There are natural scenarios in which it is necessary to provide evidence or a proof that a certain analysis result (e.g. statistic or trained model) has been computed from a specific dataset. For instance, this would on one hand enable a group of research collaborators to share credit proportionally to how much the data they contributed influenced the joint findings. On the other hand this is also needed in a regulatory context (e.g. to see where the data of a patient has been used). In another scenario authenticity needs to be guaranteed from its source to the final result and be resilient to adversarial manipulation and data injection at every step. This is important in settings with political or medical impact, e.g. making therapeutic decisions.
Succinct non-interactive arguments enable this form of authentication in a generic way. We will investigate authentication primitives and succinct argument systems which lend themselves to the continuous methods (e.g. gradient descent) typically employed by machine learning algorithms. Complementary to this effort, we will investigate whether there are natural scenarios in which training datasets and/or trained models can be fingerprinted, such that e.g. neural networks can be linked to specific datasets that were used for training.
This work package represents the use case from health research and has 3 major objectives: 1) ensure high generalizability of the project results by helping to establish a comprehensive requirements engineering and risk assessment; 2) offer a testbed throughout the project duration to evaluate developed concepts with a rapid turnaround cycle; 3) validate the concept of trustworthy federated analysis compared to already conducted analysis on pooled data.

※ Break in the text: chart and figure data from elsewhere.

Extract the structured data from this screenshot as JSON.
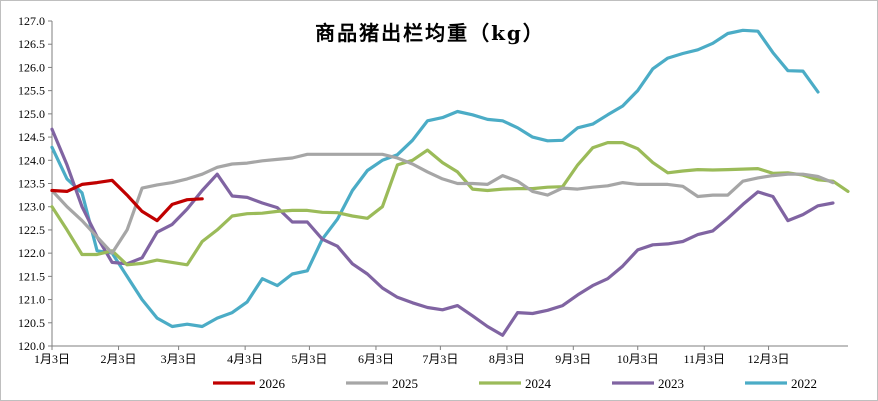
{
  "chart_data": {
    "type": "line",
    "title": "商品猪出栏均重（kg）",
    "xlabel": "",
    "ylabel": "",
    "ylim": [
      120.0,
      127.0
    ],
    "yticks": [
      "120.0",
      "120.5",
      "121.0",
      "121.5",
      "122.0",
      "122.5",
      "123.0",
      "123.5",
      "124.0",
      "124.5",
      "125.0",
      "125.5",
      "126.0",
      "126.5",
      "127.0"
    ],
    "xlim": [
      1,
      54
    ],
    "xticks": [
      {
        "label": "1月3日",
        "x": 1
      },
      {
        "label": "2月3日",
        "x": 5.43
      },
      {
        "label": "3月3日",
        "x": 9.43
      },
      {
        "label": "4月3日",
        "x": 13.86
      },
      {
        "label": "5月3日",
        "x": 18.14
      },
      {
        "label": "6月3日",
        "x": 22.57
      },
      {
        "label": "7月3日",
        "x": 26.86
      },
      {
        "label": "8月3日",
        "x": 31.29
      },
      {
        "label": "9月3日",
        "x": 35.71
      },
      {
        "label": "10月3日",
        "x": 40.0
      },
      {
        "label": "11月3日",
        "x": 44.43
      },
      {
        "label": "12月3日",
        "x": 48.71
      }
    ],
    "grid": false,
    "legend_position": "bottom",
    "series": [
      {
        "name": "2026",
        "color": "#C00000",
        "points": [
          [
            1,
            123.35
          ],
          [
            2,
            123.33
          ],
          [
            3,
            123.48
          ],
          [
            4,
            123.52
          ],
          [
            5,
            123.57
          ],
          [
            6,
            123.25
          ],
          [
            7,
            122.9
          ],
          [
            8,
            122.7
          ],
          [
            9,
            123.05
          ],
          [
            10,
            123.15
          ],
          [
            11,
            123.17
          ]
        ]
      },
      {
        "name": "2025",
        "color": "#A6A6A6",
        "points": [
          [
            1,
            123.35
          ],
          [
            2,
            123.0
          ],
          [
            3,
            122.7
          ],
          [
            4,
            122.35
          ],
          [
            5,
            122.0
          ],
          [
            6,
            122.5
          ],
          [
            7,
            123.4
          ],
          [
            8,
            123.47
          ],
          [
            9,
            123.52
          ],
          [
            10,
            123.6
          ],
          [
            11,
            123.7
          ],
          [
            12,
            123.85
          ],
          [
            13,
            123.92
          ],
          [
            14,
            123.94
          ],
          [
            15,
            123.99
          ],
          [
            16,
            124.02
          ],
          [
            17,
            124.05
          ],
          [
            18,
            124.13
          ],
          [
            19,
            124.13
          ],
          [
            20,
            124.13
          ],
          [
            21,
            124.13
          ],
          [
            22,
            124.13
          ],
          [
            23,
            124.13
          ],
          [
            24,
            124.05
          ],
          [
            25,
            123.92
          ],
          [
            26,
            123.75
          ],
          [
            27,
            123.6
          ],
          [
            28,
            123.5
          ],
          [
            29,
            123.5
          ],
          [
            30,
            123.48
          ],
          [
            31,
            123.67
          ],
          [
            32,
            123.55
          ],
          [
            33,
            123.33
          ],
          [
            34,
            123.25
          ],
          [
            35,
            123.4
          ],
          [
            36,
            123.38
          ],
          [
            37,
            123.42
          ],
          [
            38,
            123.45
          ],
          [
            39,
            123.52
          ],
          [
            40,
            123.48
          ],
          [
            41,
            123.48
          ],
          [
            42,
            123.48
          ],
          [
            43,
            123.44
          ],
          [
            44,
            123.22
          ],
          [
            45,
            123.25
          ],
          [
            46,
            123.25
          ],
          [
            47,
            123.55
          ],
          [
            48,
            123.62
          ],
          [
            49,
            123.67
          ],
          [
            50,
            123.7
          ],
          [
            51,
            123.7
          ],
          [
            52,
            123.65
          ],
          [
            53,
            123.52
          ]
        ]
      },
      {
        "name": "2024",
        "color": "#9BBB59",
        "points": [
          [
            1,
            123.0
          ],
          [
            2,
            122.5
          ],
          [
            3,
            121.97
          ],
          [
            4,
            121.97
          ],
          [
            5,
            122.05
          ],
          [
            6,
            121.75
          ],
          [
            7,
            121.78
          ],
          [
            8,
            121.85
          ],
          [
            9,
            121.8
          ],
          [
            10,
            121.75
          ],
          [
            11,
            122.25
          ],
          [
            12,
            122.5
          ],
          [
            13,
            122.8
          ],
          [
            14,
            122.85
          ],
          [
            15,
            122.86
          ],
          [
            16,
            122.9
          ],
          [
            17,
            122.92
          ],
          [
            18,
            122.92
          ],
          [
            19,
            122.88
          ],
          [
            20,
            122.87
          ],
          [
            21,
            122.8
          ],
          [
            22,
            122.75
          ],
          [
            23,
            123.0
          ],
          [
            24,
            123.9
          ],
          [
            25,
            124.0
          ],
          [
            26,
            124.22
          ],
          [
            27,
            123.95
          ],
          [
            28,
            123.75
          ],
          [
            29,
            123.38
          ],
          [
            30,
            123.35
          ],
          [
            31,
            123.38
          ],
          [
            32,
            123.39
          ],
          [
            33,
            123.39
          ],
          [
            34,
            123.42
          ],
          [
            35,
            123.43
          ],
          [
            36,
            123.9
          ],
          [
            37,
            124.27
          ],
          [
            38,
            124.38
          ],
          [
            39,
            124.38
          ],
          [
            40,
            124.25
          ],
          [
            41,
            123.95
          ],
          [
            42,
            123.73
          ],
          [
            43,
            123.77
          ],
          [
            44,
            123.8
          ],
          [
            45,
            123.79
          ],
          [
            46,
            123.8
          ],
          [
            47,
            123.81
          ],
          [
            48,
            123.82
          ],
          [
            49,
            123.72
          ],
          [
            50,
            123.73
          ],
          [
            51,
            123.68
          ],
          [
            52,
            123.58
          ],
          [
            53,
            123.55
          ],
          [
            54,
            123.33
          ]
        ]
      },
      {
        "name": "2023",
        "color": "#8064A2",
        "points": [
          [
            1,
            124.67
          ],
          [
            2,
            123.9
          ],
          [
            3,
            123.0
          ],
          [
            4,
            122.35
          ],
          [
            5,
            121.8
          ],
          [
            6,
            121.77
          ],
          [
            7,
            121.9
          ],
          [
            8,
            122.45
          ],
          [
            9,
            122.62
          ],
          [
            10,
            122.95
          ],
          [
            11,
            123.35
          ],
          [
            12,
            123.7
          ],
          [
            13,
            123.23
          ],
          [
            14,
            123.2
          ],
          [
            15,
            123.08
          ],
          [
            16,
            122.98
          ],
          [
            17,
            122.67
          ],
          [
            18,
            122.67
          ],
          [
            19,
            122.3
          ],
          [
            20,
            122.15
          ],
          [
            21,
            121.77
          ],
          [
            22,
            121.55
          ],
          [
            23,
            121.25
          ],
          [
            24,
            121.05
          ],
          [
            25,
            120.93
          ],
          [
            26,
            120.83
          ],
          [
            27,
            120.78
          ],
          [
            28,
            120.87
          ],
          [
            29,
            120.65
          ],
          [
            30,
            120.42
          ],
          [
            31,
            120.23
          ],
          [
            32,
            120.72
          ],
          [
            33,
            120.7
          ],
          [
            34,
            120.77
          ],
          [
            35,
            120.87
          ],
          [
            36,
            121.1
          ],
          [
            37,
            121.3
          ],
          [
            38,
            121.45
          ],
          [
            39,
            121.72
          ],
          [
            40,
            122.07
          ],
          [
            41,
            122.18
          ],
          [
            42,
            122.2
          ],
          [
            43,
            122.25
          ],
          [
            44,
            122.4
          ],
          [
            45,
            122.48
          ],
          [
            46,
            122.75
          ],
          [
            47,
            123.05
          ],
          [
            48,
            123.32
          ],
          [
            49,
            123.22
          ],
          [
            50,
            122.7
          ],
          [
            51,
            122.83
          ],
          [
            52,
            123.02
          ],
          [
            53,
            123.08
          ]
        ]
      },
      {
        "name": "2022",
        "color": "#4BACC6",
        "points": [
          [
            1,
            124.28
          ],
          [
            2,
            123.6
          ],
          [
            3,
            123.3
          ],
          [
            4,
            122.05
          ],
          [
            5,
            122.0
          ],
          [
            6,
            121.5
          ],
          [
            7,
            121.0
          ],
          [
            8,
            120.6
          ],
          [
            9,
            120.42
          ],
          [
            10,
            120.47
          ],
          [
            11,
            120.42
          ],
          [
            12,
            120.6
          ],
          [
            13,
            120.72
          ],
          [
            14,
            120.95
          ],
          [
            15,
            121.45
          ],
          [
            16,
            121.3
          ],
          [
            17,
            121.55
          ],
          [
            18,
            121.62
          ],
          [
            19,
            122.3
          ],
          [
            20,
            122.73
          ],
          [
            21,
            123.35
          ],
          [
            22,
            123.78
          ],
          [
            23,
            124.0
          ],
          [
            24,
            124.12
          ],
          [
            25,
            124.43
          ],
          [
            26,
            124.85
          ],
          [
            27,
            124.92
          ],
          [
            28,
            125.05
          ],
          [
            29,
            124.98
          ],
          [
            30,
            124.88
          ],
          [
            31,
            124.85
          ],
          [
            32,
            124.7
          ],
          [
            33,
            124.5
          ],
          [
            34,
            124.42
          ],
          [
            35,
            124.43
          ],
          [
            36,
            124.7
          ],
          [
            37,
            124.78
          ],
          [
            38,
            124.98
          ],
          [
            39,
            125.17
          ],
          [
            40,
            125.5
          ],
          [
            41,
            125.97
          ],
          [
            42,
            126.2
          ],
          [
            43,
            126.3
          ],
          [
            44,
            126.38
          ],
          [
            45,
            126.52
          ],
          [
            46,
            126.73
          ],
          [
            47,
            126.8
          ],
          [
            48,
            126.78
          ],
          [
            49,
            126.32
          ],
          [
            50,
            125.93
          ],
          [
            51,
            125.92
          ],
          [
            52,
            125.47
          ]
        ]
      }
    ]
  }
}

In the health research sector, sharing and pooling of data is particularly challenging. Nevertheless it is especially important in the context of personalized medicine, which requires large consortia to reach the necessary cohort sizes to reach conclusive results. Thus networks like the German Cancer Consortium (DKTK) have been created. DKTK successfully established partnership between more than 20 academic research institutions and university hospitals with the DKFZ as the consortium’s core center. Despite its success, even in such an elaborate network, pooling data is still a challenge. Having the technical means to employ a federated analysis concept that circumvents the necessity to pool the original data and instead allows to exchange and merge less sensitive analysis results would be extremely beneficial.

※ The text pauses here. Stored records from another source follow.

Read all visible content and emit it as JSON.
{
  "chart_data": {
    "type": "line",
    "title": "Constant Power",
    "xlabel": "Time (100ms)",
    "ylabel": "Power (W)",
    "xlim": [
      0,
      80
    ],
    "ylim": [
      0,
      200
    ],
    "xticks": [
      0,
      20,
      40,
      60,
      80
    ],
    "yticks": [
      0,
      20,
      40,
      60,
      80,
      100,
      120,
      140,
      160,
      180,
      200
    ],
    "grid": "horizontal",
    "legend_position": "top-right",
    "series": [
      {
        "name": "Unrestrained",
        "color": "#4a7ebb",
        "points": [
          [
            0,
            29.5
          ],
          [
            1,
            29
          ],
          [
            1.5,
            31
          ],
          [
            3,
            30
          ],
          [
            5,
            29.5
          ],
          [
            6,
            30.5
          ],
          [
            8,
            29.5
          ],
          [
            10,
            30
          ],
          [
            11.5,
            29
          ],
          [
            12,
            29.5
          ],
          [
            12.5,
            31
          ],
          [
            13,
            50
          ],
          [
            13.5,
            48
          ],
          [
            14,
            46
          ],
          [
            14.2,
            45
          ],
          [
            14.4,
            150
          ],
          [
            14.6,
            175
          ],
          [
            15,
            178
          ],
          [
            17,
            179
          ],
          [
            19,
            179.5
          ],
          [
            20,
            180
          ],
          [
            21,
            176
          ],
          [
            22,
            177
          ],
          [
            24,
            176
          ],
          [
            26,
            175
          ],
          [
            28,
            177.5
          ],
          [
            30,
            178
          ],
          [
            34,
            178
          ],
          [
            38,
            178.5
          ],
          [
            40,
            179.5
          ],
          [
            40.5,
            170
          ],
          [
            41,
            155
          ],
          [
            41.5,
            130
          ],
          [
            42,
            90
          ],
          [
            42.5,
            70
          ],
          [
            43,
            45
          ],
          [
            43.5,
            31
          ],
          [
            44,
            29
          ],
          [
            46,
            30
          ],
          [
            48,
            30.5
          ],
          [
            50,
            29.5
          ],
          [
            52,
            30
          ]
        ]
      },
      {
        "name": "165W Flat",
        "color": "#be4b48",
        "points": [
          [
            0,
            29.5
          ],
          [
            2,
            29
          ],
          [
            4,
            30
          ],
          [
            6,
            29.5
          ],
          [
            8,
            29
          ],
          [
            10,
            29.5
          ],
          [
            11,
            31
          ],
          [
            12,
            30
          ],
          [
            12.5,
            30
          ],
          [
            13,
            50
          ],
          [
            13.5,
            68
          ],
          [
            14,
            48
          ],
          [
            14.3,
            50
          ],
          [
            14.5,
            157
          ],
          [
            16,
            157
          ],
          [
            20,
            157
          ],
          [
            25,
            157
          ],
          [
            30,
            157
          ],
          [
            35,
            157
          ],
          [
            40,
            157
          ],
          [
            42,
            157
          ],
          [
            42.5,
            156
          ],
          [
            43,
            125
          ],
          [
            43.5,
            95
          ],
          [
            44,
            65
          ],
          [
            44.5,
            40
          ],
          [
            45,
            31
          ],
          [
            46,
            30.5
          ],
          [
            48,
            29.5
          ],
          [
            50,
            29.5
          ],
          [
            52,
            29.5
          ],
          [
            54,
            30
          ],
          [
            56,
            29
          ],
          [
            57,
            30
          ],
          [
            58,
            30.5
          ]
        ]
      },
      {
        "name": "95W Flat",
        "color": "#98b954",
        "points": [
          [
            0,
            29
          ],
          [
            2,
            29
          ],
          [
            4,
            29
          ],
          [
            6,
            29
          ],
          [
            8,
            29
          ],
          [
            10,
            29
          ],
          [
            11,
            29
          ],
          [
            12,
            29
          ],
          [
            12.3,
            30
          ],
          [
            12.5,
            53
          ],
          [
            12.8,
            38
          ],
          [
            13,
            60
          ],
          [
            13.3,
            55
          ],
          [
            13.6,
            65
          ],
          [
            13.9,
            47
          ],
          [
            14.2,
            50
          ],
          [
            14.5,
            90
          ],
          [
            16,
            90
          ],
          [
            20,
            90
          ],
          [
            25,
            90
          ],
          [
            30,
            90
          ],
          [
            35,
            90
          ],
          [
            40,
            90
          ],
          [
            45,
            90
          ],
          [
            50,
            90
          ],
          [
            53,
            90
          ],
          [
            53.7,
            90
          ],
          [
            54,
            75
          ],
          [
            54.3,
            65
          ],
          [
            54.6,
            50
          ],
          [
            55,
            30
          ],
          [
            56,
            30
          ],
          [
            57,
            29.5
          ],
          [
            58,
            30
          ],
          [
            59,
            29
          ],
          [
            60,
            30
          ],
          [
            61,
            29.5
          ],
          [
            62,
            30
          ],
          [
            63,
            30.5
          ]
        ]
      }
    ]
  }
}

We will showcase the developed methodology by revisiting a successful radiation therapy study and reanalyze the data using a federated scenario with the original, distributed source data sets. This will allow us to validate the federated analysis in comparison to the results of the previous, pooled analysis. In addition, if successfully validated, we will use the developed techniques to extend and update the study by new, still unpooled data. To showcase integration of the new methods with existing domain-specific technologies and infrastructures and to achieve a quick project progress, support subsequent use and dissemination, we will utilize existing infrastructures, namely the DKTK “bridgeheads” for clinical data and federation functionality (e.g. pseudonymization, usage agreements) and the DKTK Joint Imaging Platform for imaging data and execution with GPU-backed compute resources.